For many of you, you are just getting your business off the ground. You may have just come in to some funding or are at a point of growth, but you still don’t really know what the future holds.

You’re still not likely certain how your culture will evolve, how your business will perform or change, what other team members you need to bring on, what agencies or third parties you may still need to hire, what your marketing budget will need to include, the software you need etc, etc.

With the evolution of the business, comes evolution of the team and it’s good to give yourself some flexibility.

2. You can’t afford it

Well, maybe you can afford it, but that doesn’t mean it’s the best use of your precious capital.  Instead of throwing out a high-priced benefits package, equity and a big salary to get talent you want, there are many ways to bring people on in a senior capacity for short or long term help without all the commitment. Give yourself options until you are confident in your needs, results and P&L.

3. Your business ebbs and flows

The marketing team (or any team for that matter) you put in place today, may not be the same team you need a year from now.

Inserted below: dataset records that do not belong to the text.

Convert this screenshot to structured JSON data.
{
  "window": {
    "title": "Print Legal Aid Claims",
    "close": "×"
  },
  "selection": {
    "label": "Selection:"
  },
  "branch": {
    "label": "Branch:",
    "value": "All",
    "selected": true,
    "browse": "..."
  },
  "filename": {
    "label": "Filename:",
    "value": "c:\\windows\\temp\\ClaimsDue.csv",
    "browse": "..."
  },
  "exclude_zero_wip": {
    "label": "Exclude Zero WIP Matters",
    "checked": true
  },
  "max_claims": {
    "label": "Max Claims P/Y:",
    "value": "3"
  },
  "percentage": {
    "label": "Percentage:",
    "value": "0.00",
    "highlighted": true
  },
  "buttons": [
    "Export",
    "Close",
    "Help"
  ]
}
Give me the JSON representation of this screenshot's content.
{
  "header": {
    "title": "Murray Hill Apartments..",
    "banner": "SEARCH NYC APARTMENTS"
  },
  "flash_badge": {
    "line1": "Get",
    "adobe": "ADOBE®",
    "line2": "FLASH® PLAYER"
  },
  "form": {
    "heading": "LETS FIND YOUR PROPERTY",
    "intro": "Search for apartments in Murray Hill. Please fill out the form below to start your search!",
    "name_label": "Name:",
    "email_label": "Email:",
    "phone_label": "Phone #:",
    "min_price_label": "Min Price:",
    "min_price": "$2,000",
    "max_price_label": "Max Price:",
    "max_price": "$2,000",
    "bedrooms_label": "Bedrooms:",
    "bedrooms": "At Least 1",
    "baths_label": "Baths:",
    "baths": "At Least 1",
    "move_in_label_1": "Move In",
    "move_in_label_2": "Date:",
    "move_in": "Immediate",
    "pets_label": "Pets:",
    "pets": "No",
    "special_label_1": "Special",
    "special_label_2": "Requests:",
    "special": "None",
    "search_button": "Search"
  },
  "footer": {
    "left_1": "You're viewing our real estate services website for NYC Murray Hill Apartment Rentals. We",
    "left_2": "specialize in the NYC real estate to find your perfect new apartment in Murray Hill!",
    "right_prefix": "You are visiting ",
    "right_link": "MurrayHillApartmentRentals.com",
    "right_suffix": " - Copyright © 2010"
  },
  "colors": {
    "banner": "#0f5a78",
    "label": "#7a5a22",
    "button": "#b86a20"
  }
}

I have found that businesses who are in a growth phases, this could be opening in a new market or launching a new product, will need to amp up their marketing for that timeframe, but then scale it down once the project is over. You may need someone super senior during those key strategic times, but less senior when demand is less.

4. You still need other marketing resources

Until you actually have a marketing strategy mapped out, it’s going to be hard to know what other resources you need whether it be money, technology or people. If you’ve spent your entire budget on a senior staff member, you may not be leaving enough room for junior marketers or other marketing needs. Try not to pigeon-hole yourself and create a potentially really awkward situation.

5. You aren’t a marketer

Well, you aren’t. You’re likely a business owner, entrepreneur, investor or founder and most of the ones I have worked with are the first to admit they don’t know marketing. Before you set up your marketing team, it’s best to work with an actual marketer who can asses your business and tell you what your marketing department needs might be or ways to improve the set up of your current team.

6. You are a fresh business with new ways of thinking

Times are a’changin’. We’ve got stand up desks, kegerators, afternoon meditation, unlimited PTO, virtual meetings, Slack and who knows what else. Businesses are becoming less traditional and more interested in creating cultures and environments that are efficient and effective. You should apply that same creativity to how you staff your team. Start slow and don’t feel like you have to fit your business in to some marketing-team template because “that’s how it’s always been”.  Technology has made it easy for us to secure talent and skills from people all over the world with diverse backgrounds.

In fact, this strategy can be applied to most marketing roles (and often non-marketing roles).  Would love to hear what you think about this or how you think this approach can help your business.